En Belgique, ce sont en effet les gouvernements communautaires, au nombre de trois, qui gèrent la politique culturelle. « Le fait que l’on occupe La Monnaie n’est pas anodin. On s’adresse ainsi directement au gouvernement fédéral », explique Thymios Fountas. Auteur, comédien et metteur en scène de 31 ans, il est porte-parole du collectif et l’une des principales figures de la contestation. « Le collectif que nous avons formé rassemble 22 personnes, toutes issues du monde culturel. Nous occupons jour et nuit le hall d’entrée et le café de La Monnaie. Et nous organisons quotidiennement, entre 17h et 19h, des tribunes politiques et artistiques sur le parvis », poursuit-il.

Cette occupation en rappelle une autre, celle du Théâtre National, toujours à Bruxelles, commencée le 19 mars dernier. Elles viennent s’ajouter à la liste déjà fournie des théâtres européens occupés, qui n’en finit plus de s’allonger. Le monde culturel s’agace et s’agite. Depuis qu’a commencé l’occupation du Théâtre de l’Odéon à Paris au début du mois de mars, de nombreux théâtres, opéras et scènes musicales ont rejoint le mouvement d’occupation des lieux culturels, qui touchait déjà 58 salles à la mi-mars dans l’Hexagone.

A Bruxelles, si les musées ont d’ores et déjà pu rouvrir au public, les salles de spectacle demeurent fermées en raison de la situation sanitaire et les autorités n’ont annoncé aucune date pour un retour du public. « Nos revendications sont multiples, déclare Thymios. Nous voulons avant tout interpeller le gouvernement sur sa gestion de crise, désastreuse, qui accroît les inégalités et les injustices. Nous demandons la reprise des activités porteuses de lien social, car aujourd’hui, la solitude tue. »

Un lieu de rassemblement pour « tous les invisibles »

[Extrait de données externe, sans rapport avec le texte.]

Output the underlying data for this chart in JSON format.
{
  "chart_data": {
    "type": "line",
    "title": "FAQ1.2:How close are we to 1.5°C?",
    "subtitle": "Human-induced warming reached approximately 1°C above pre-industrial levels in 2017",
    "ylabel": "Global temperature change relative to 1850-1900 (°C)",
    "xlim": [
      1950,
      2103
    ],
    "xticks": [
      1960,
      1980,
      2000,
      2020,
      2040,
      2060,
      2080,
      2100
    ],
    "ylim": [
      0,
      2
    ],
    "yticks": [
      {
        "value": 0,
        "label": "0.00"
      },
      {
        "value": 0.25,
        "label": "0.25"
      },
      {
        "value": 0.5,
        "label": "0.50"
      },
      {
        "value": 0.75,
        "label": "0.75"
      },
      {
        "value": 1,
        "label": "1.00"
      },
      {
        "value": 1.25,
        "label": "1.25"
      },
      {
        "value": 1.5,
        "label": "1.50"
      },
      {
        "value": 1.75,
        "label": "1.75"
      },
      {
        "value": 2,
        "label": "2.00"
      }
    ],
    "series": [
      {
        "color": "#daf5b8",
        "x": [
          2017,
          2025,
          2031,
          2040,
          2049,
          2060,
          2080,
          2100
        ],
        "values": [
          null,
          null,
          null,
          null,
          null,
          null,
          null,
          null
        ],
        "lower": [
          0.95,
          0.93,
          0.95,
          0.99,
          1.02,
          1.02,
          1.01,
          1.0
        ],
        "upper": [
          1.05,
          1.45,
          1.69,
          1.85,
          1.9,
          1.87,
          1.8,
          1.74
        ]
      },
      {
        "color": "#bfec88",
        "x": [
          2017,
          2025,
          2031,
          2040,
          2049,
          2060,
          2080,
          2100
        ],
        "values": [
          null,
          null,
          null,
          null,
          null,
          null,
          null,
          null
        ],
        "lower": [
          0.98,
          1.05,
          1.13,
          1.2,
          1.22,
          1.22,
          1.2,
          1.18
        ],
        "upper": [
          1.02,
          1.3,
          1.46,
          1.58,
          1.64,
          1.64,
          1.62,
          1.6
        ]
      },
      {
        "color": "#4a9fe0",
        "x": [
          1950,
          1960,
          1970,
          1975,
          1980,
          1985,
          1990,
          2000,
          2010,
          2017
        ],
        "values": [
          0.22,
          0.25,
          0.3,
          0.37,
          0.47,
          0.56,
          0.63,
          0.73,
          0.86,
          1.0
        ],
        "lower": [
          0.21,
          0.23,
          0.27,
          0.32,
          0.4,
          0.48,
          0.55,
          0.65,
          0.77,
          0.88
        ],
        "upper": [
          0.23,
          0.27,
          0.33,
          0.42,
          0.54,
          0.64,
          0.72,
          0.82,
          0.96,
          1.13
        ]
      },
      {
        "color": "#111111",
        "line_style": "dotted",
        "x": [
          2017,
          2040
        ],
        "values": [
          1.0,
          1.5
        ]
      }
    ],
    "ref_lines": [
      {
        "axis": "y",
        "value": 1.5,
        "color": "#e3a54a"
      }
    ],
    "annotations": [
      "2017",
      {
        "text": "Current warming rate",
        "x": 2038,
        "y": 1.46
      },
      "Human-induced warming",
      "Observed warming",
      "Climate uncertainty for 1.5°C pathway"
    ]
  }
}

L’entrée du bâtiment occupé est interdite au public. Le parvis, en revanche, donne sur l’avenue commerçante la plus fréquentée de Bruxelles (la rue neuve), ce qui apporte une grande visibilité aux tribunes politiques et artistiques qui ont lieu tous les jours. Une agora où s’expriment les voix d’autres secteurs touchés de plein fouet par les restrictions tels que la restauration, l’événementiel, le monde de la nuit… Thymios affirme que son collectif « ne souhaite pas d’exception culturelle. Nous ne nous battons pas pour ouvrir en premier, ou pour obtenir plus d’aides au détriment d’autres secteurs. Le secteur de l’Horeca (Hotels, restaurants, cafés, ndlr) souffre évidemment de cette crise. Pareil pour l’événementiel, les indépendants… Les tribunes sont l’occasion de donner de la voix à tous ceux qui en manquent cruellement. »

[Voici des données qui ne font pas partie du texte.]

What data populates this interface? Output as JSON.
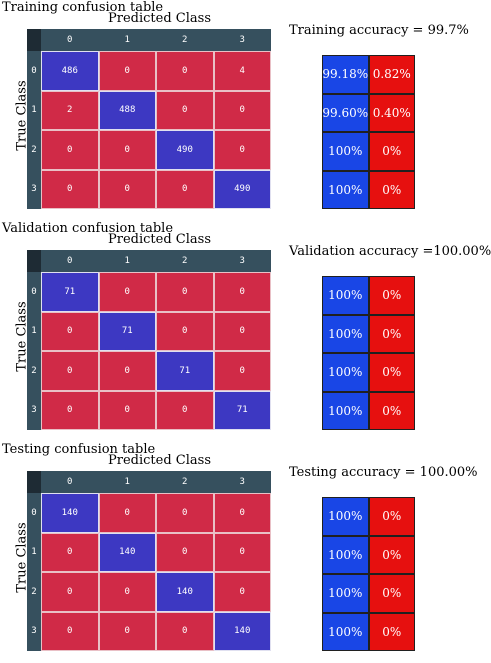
{
  "chart_data": [
    {
      "type": "heatmap",
      "title": "Training confusion table",
      "xlabel": "Predicted Class",
      "ylabel": "True Class",
      "categories": [
        "0",
        "1",
        "2",
        "3"
      ],
      "matrix": [
        [
          486,
          0,
          0,
          4
        ],
        [
          2,
          488,
          0,
          0
        ],
        [
          0,
          0,
          490,
          0
        ],
        [
          0,
          0,
          0,
          490
        ]
      ],
      "accuracy_label": "Training accuracy = 99.7%",
      "accuracy_table": [
        [
          "99.18%",
          "0.82%"
        ],
        [
          "99.60%",
          "0.40%"
        ],
        [
          "100%",
          "0%"
        ],
        [
          "100%",
          "0%"
        ]
      ],
      "colors": {
        "diagonal": "#3d38c2",
        "off_diagonal": "#d02a47",
        "correct": "#1946e6",
        "error": "#e6100f"
      }
    },
    {
      "type": "heatmap",
      "title": "Validation confusion table",
      "xlabel": "Predicted Class",
      "ylabel": "True Class",
      "categories": [
        "0",
        "1",
        "2",
        "3"
      ],
      "matrix": [
        [
          71,
          0,
          0,
          0
        ],
        [
          0,
          71,
          0,
          0
        ],
        [
          0,
          0,
          71,
          0
        ],
        [
          0,
          0,
          0,
          71
        ]
      ],
      "accuracy_label": "Validation accuracy =100.00%",
      "accuracy_table": [
        [
          "100%",
          "0%"
        ],
        [
          "100%",
          "0%"
        ],
        [
          "100%",
          "0%"
        ],
        [
          "100%",
          "0%"
        ]
      ],
      "colors": {
        "diagonal": "#3d38c2",
        "off_diagonal": "#d02a47",
        "correct": "#1946e6",
        "error": "#e6100f"
      }
    },
    {
      "type": "heatmap",
      "title": "Testing confusion table",
      "xlabel": "Predicted Class",
      "ylabel": "True Class",
      "categories": [
        "0",
        "1",
        "2",
        "3"
      ],
      "matrix": [
        [
          140,
          0,
          0,
          0
        ],
        [
          0,
          140,
          0,
          0
        ],
        [
          0,
          0,
          140,
          0
        ],
        [
          0,
          0,
          0,
          140
        ]
      ],
      "accuracy_label": "Testing accuracy = 100.00%",
      "accuracy_table": [
        [
          "100%",
          "0%"
        ],
        [
          "100%",
          "0%"
        ],
        [
          "100%",
          "0%"
        ],
        [
          "100%",
          "0%"
        ]
      ],
      "colors": {
        "diagonal": "#3d38c2",
        "off_diagonal": "#d02a47",
        "correct": "#1946e6",
        "error": "#e6100f"
      }
    }
  ]
}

Le collectif interpelle directement le gouvernement fédéral. Au menu des revendications : un refinancement massif de la culture, la sortie de l’état d’urgence, qui empêche le débat démocratique, la mise en place d’une politique ambitieuse de lutte contre les inégalités et la précarité… Thymios appelle quotidiennement le Premier ministre, Alexandre De Croo, pour le moment sans succès. « Je persévère, je lui laisse un message tous les jours en l’invitant à me rappeler. Nous lui avons même symboliquement installé une petite chaise sur laquelle il pourra venir échanger et négocier avec nous », affirme-t-il. En attendant une hypothétique visite du plus haut représentant de l’Etat fédéral, le collectif compte bien rassembler le plus de monde possible.

« Une pièce de théâtre doit être le lieu où le monde visible et le monde invisible se touchent et se heurtent », écrivait l’auteur dramatique Arthur Adamov. Comme pour lui répondre, faute de pièces de théâtre, c’est aujourd’hui devant les salles de théâtre que porte la voix des invisibles, Christine Mahy. Haute figure de la lutte contre la pauvreté en Belgique, cette dernière s’est exprimée publiquement sur le parvis de La Monnaie vendredi dernier. Pour elle, la crise n’a fait que rendre plus visibles des inégalités déjà patentes. « C’est dramatique de se dire qu’il faut une telle crise pour visibiliser les invisibles », se désole-t-elle. La réponse donnée par les autorités lui fait peur. Vendredi, avant sa prise de parole, Christine a vu la police serrer la vis à l’encontre des manifestants. Ce jour-là en effet, les policiers ont confisqué le matériel sonore du collectif (micros, enceintes…), et ont interdit la diffusion de musique plus de dix minutes. « C’est terrifiant ! Pourquoi les autorités n’acceptent-elles pas le dialogue, tout ce qui nourrit le débat démocratique, plutôt que donner une réponse autoritaire ? », interroge-t-elle.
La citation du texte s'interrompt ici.